Lots of people helped out in the early days once the code was in the tree and available for hacking. Things moved pretty quickly, fleshing out the library functions and fixing up the obvious bugs, but we weren’t quite done. Then came the long pause. No commits to rthread.c from January 2006 until May 2007, and then not a second commit until June 2008. I had somewhat lost interest (and had long since stopped using xmms), and the many remaining problems were fairly large and vague, and involved stuff like signals which aren’t very fun to play with. So ends chapter one.
The man who really brought rthreads back to life was guenther@. He came along and made it work, fixing all those pesky corner cases to actually do what the posix standard dictates. He’s done a ton of work, definitely the hard part of the 80/20 work split. And he got the honor of flipping the switch, making rthreads the default implementation. The switch to rthreads was not entirely painless. Once the change was made, all sorts of minor incompatibilities were revealed, but they were all resolved in short order.
One nice thing I’ll say about the pthreads API, as an implementer, it provides a fairly solid abstraction. Programmers still find ways to intentionally or unintentionally depend on implementation specific details, but the internals are secure against fiddling. librthread was generally a binary compatible dropin for libpthread.
One interesting change is that to really support thread local storage, we had to move beyond rfork, and a new system call
tfork() was introduced. And rfork itself has been totally removed. At this point, I think rthreads stands for “real threads”, as opposed to the “pseudo threads” provided by the previous libpthread.
Sadly, I didn’t get to go to the rthreads hackathon, but a bunch of people did and worked on some finishing polish. (ok, I could have gone, it’s only my own fault I wasn’t present.) Here’s links to their writeups. As typical at a hackathon, lots of unrelated stuff also happened, but some important threading work was in the mix.
Finally, here’s some more commentary from me, generally on the state of threaded programming in general.

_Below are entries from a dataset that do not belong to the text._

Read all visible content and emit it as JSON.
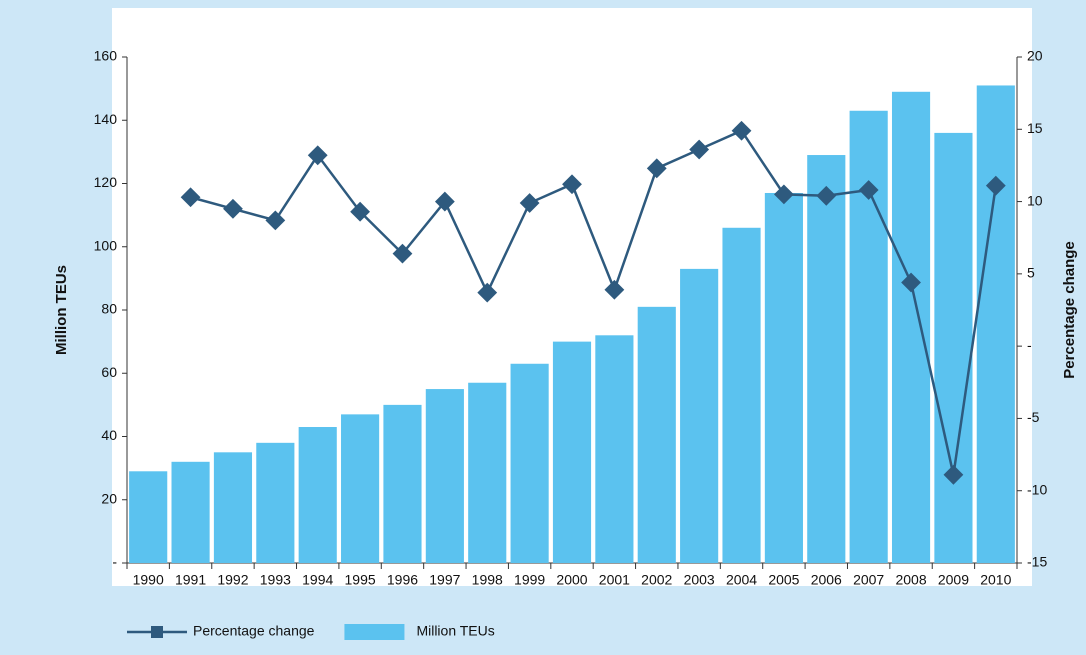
{
  "chart_data": {
    "type": "bar-line",
    "y_label": "Million TEUs",
    "y2_label": "Percentage change",
    "categories": [
      "1990",
      "1991",
      "1992",
      "1993",
      "1994",
      "1995",
      "1996",
      "1997",
      "1998",
      "1999",
      "2000",
      "2001",
      "2002",
      "2003",
      "2004",
      "2005",
      "2006",
      "2007",
      "2008",
      "2009",
      "2010"
    ],
    "series": [
      {
        "name": "Percentage change",
        "type": "line",
        "axis": "y2",
        "color": "#2e5a7e",
        "values": [
          null,
          10.3,
          9.5,
          8.7,
          13.2,
          9.3,
          6.4,
          10.0,
          3.7,
          9.9,
          11.2,
          3.9,
          12.3,
          13.6,
          14.9,
          10.5,
          10.4,
          10.8,
          4.4,
          -8.9,
          11.1
        ]
      },
      {
        "name": "Million TEUs",
        "type": "bar",
        "axis": "y",
        "color": "#5bc2ef",
        "values": [
          29,
          32,
          35,
          38,
          43,
          47,
          50,
          55,
          57,
          63,
          70,
          72,
          81,
          93,
          106,
          117,
          129,
          143,
          149,
          136,
          151
        ]
      }
    ],
    "ylim": [
      0,
      160
    ],
    "yticks": [
      {
        "value": 0,
        "label": "-"
      },
      20,
      40,
      60,
      80,
      100,
      120,
      140,
      160
    ],
    "y2lim": [
      -15,
      20
    ],
    "y2ticks": [
      -15,
      -10,
      -5,
      {
        "value": 0,
        "label": "-"
      },
      5,
      10,
      15,
      20
    ],
    "legend": "bottom-left"
  }
}
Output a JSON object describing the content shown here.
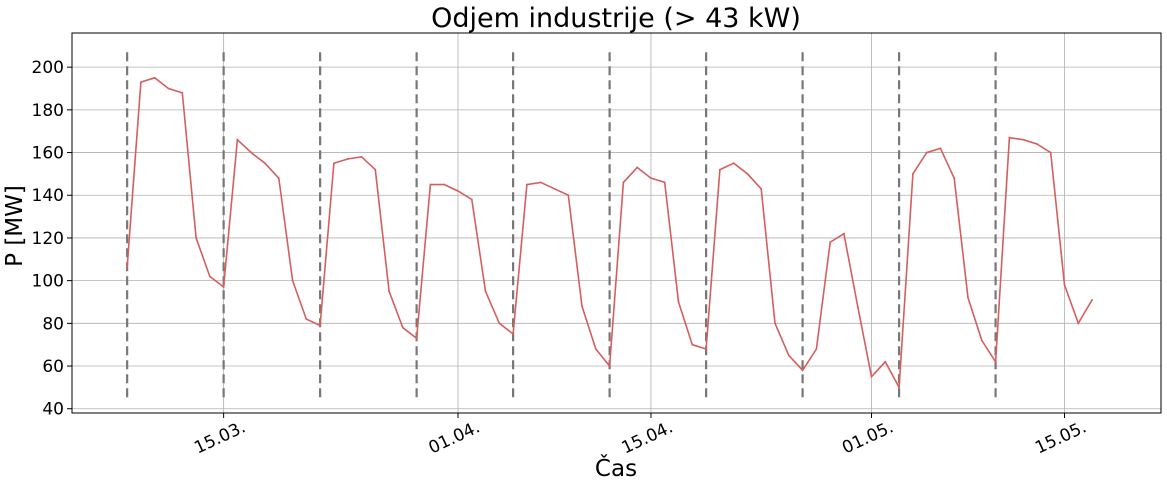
{
  "chart_data": {
    "type": "line",
    "title": "Odjem industrije (> 43 kW)",
    "xlabel": "Čas",
    "ylabel": "P [MW]",
    "xlim": [
      "2021-03-04",
      "2021-05-22"
    ],
    "ylim": [
      38,
      216
    ],
    "yticks": [
      40,
      60,
      80,
      100,
      120,
      140,
      160,
      180,
      200
    ],
    "xticks": [
      {
        "date": "2021-03-15",
        "label": "15.03."
      },
      {
        "date": "2021-04-01",
        "label": "01.04."
      },
      {
        "date": "2021-04-15",
        "label": "15.04."
      },
      {
        "date": "2021-05-01",
        "label": "01.05."
      },
      {
        "date": "2021-05-15",
        "label": "15.05."
      }
    ],
    "grid": true,
    "colors": {
      "series": "#d45f5f",
      "week_markers": "#777777"
    },
    "week_markers": [
      "2021-03-08",
      "2021-03-15",
      "2021-03-22",
      "2021-03-29",
      "2021-04-05",
      "2021-04-12",
      "2021-04-19",
      "2021-04-26",
      "2021-05-03",
      "2021-05-10"
    ],
    "series": [
      {
        "name": "",
        "points": [
          [
            "2021-03-08",
            106
          ],
          [
            "2021-03-09",
            193
          ],
          [
            "2021-03-10",
            195
          ],
          [
            "2021-03-11",
            190
          ],
          [
            "2021-03-12",
            188
          ],
          [
            "2021-03-13",
            120
          ],
          [
            "2021-03-14",
            102
          ],
          [
            "2021-03-15",
            97
          ],
          [
            "2021-03-16",
            166
          ],
          [
            "2021-03-17",
            160
          ],
          [
            "2021-03-18",
            155
          ],
          [
            "2021-03-19",
            148
          ],
          [
            "2021-03-20",
            100
          ],
          [
            "2021-03-21",
            82
          ],
          [
            "2021-03-22",
            79
          ],
          [
            "2021-03-23",
            155
          ],
          [
            "2021-03-24",
            157
          ],
          [
            "2021-03-25",
            158
          ],
          [
            "2021-03-26",
            152
          ],
          [
            "2021-03-27",
            95
          ],
          [
            "2021-03-28",
            78
          ],
          [
            "2021-03-29",
            73
          ],
          [
            "2021-03-30",
            145
          ],
          [
            "2021-03-31",
            145
          ],
          [
            "2021-04-01",
            142
          ],
          [
            "2021-04-02",
            138
          ],
          [
            "2021-04-03",
            95
          ],
          [
            "2021-04-04",
            80
          ],
          [
            "2021-04-05",
            75
          ],
          [
            "2021-04-06",
            145
          ],
          [
            "2021-04-07",
            146
          ],
          [
            "2021-04-08",
            143
          ],
          [
            "2021-04-09",
            140
          ],
          [
            "2021-04-10",
            88
          ],
          [
            "2021-04-11",
            68
          ],
          [
            "2021-04-12",
            60
          ],
          [
            "2021-04-13",
            146
          ],
          [
            "2021-04-14",
            153
          ],
          [
            "2021-04-15",
            148
          ],
          [
            "2021-04-16",
            146
          ],
          [
            "2021-04-17",
            90
          ],
          [
            "2021-04-18",
            70
          ],
          [
            "2021-04-19",
            68
          ],
          [
            "2021-04-20",
            152
          ],
          [
            "2021-04-21",
            155
          ],
          [
            "2021-04-22",
            150
          ],
          [
            "2021-04-23",
            143
          ],
          [
            "2021-04-24",
            80
          ],
          [
            "2021-04-25",
            65
          ],
          [
            "2021-04-26",
            58
          ],
          [
            "2021-04-27",
            68
          ],
          [
            "2021-04-28",
            118
          ],
          [
            "2021-04-29",
            122
          ],
          [
            "2021-04-30",
            88
          ],
          [
            "2021-05-01",
            55
          ],
          [
            "2021-05-02",
            62
          ],
          [
            "2021-05-03",
            50
          ],
          [
            "2021-05-04",
            150
          ],
          [
            "2021-05-05",
            160
          ],
          [
            "2021-05-06",
            162
          ],
          [
            "2021-05-07",
            148
          ],
          [
            "2021-05-08",
            92
          ],
          [
            "2021-05-09",
            72
          ],
          [
            "2021-05-10",
            62
          ],
          [
            "2021-05-11",
            167
          ],
          [
            "2021-05-12",
            166
          ],
          [
            "2021-05-13",
            164
          ],
          [
            "2021-05-14",
            160
          ],
          [
            "2021-05-15",
            98
          ],
          [
            "2021-05-16",
            80
          ],
          [
            "2021-05-17",
            91
          ]
        ]
      }
    ]
  }
}
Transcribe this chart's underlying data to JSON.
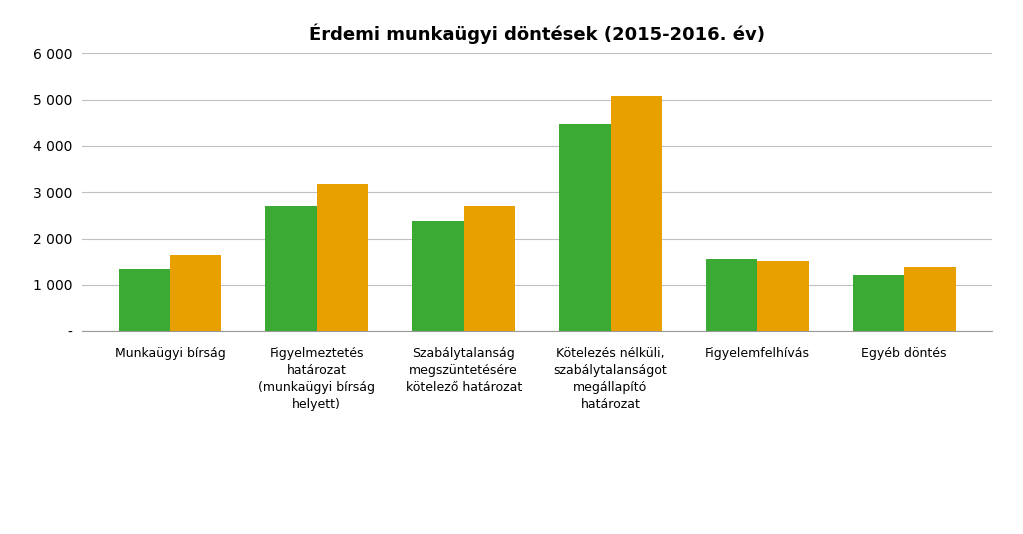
{
  "title": "Érdemi munkaügyi döntések (2015-2016. év)",
  "categories": [
    "Munkaügyi bírság",
    "Figyelmeztetés\nhatározat\n(munkaügyi bírság\nhelyett)",
    "Szabálytalanság\nmegszüntetésére\nkötelező határozat",
    "Kötelezés nélküli,\nszabálytalanságot\nmegállapító\nhatározat",
    "Figyelemfelhívás",
    "Egyéb döntés"
  ],
  "values_2015": [
    1350,
    2700,
    2380,
    4480,
    1560,
    1220
  ],
  "values_2016": [
    1650,
    3180,
    2700,
    5070,
    1510,
    1380
  ],
  "color_2015": "#3aaa35",
  "color_2016": "#e8a000",
  "ylim": [
    0,
    6000
  ],
  "yticks": [
    0,
    1000,
    2000,
    3000,
    4000,
    5000,
    6000
  ],
  "ytick_labels": [
    "-",
    "1 000",
    "2 000",
    "3 000",
    "4 000",
    "5 000",
    "6 000"
  ],
  "background_color": "#ffffff",
  "grid_color": "#c0c0c0"
}
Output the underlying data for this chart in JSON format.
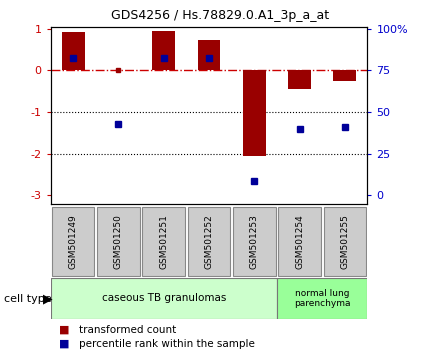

I never fully elaborated on the threads as state machine comment. I’ve seen a few programs designed very similarly to the traditional state machine model, where the program does only one thing at a time, but instead of a loop around a switch, it uses threads. It doesn’t use concurrent threads, only one a time, but after each event is processed it, it’s placed on the appropriate queue for the next thread. For some problems, I think this is conceptually a little easier to understand, and with a userspace threading library it’s about as fast. I believe it can also solve some bugs where a typical async main event loop has to decide which event to process next and does so poorly under certain conditions.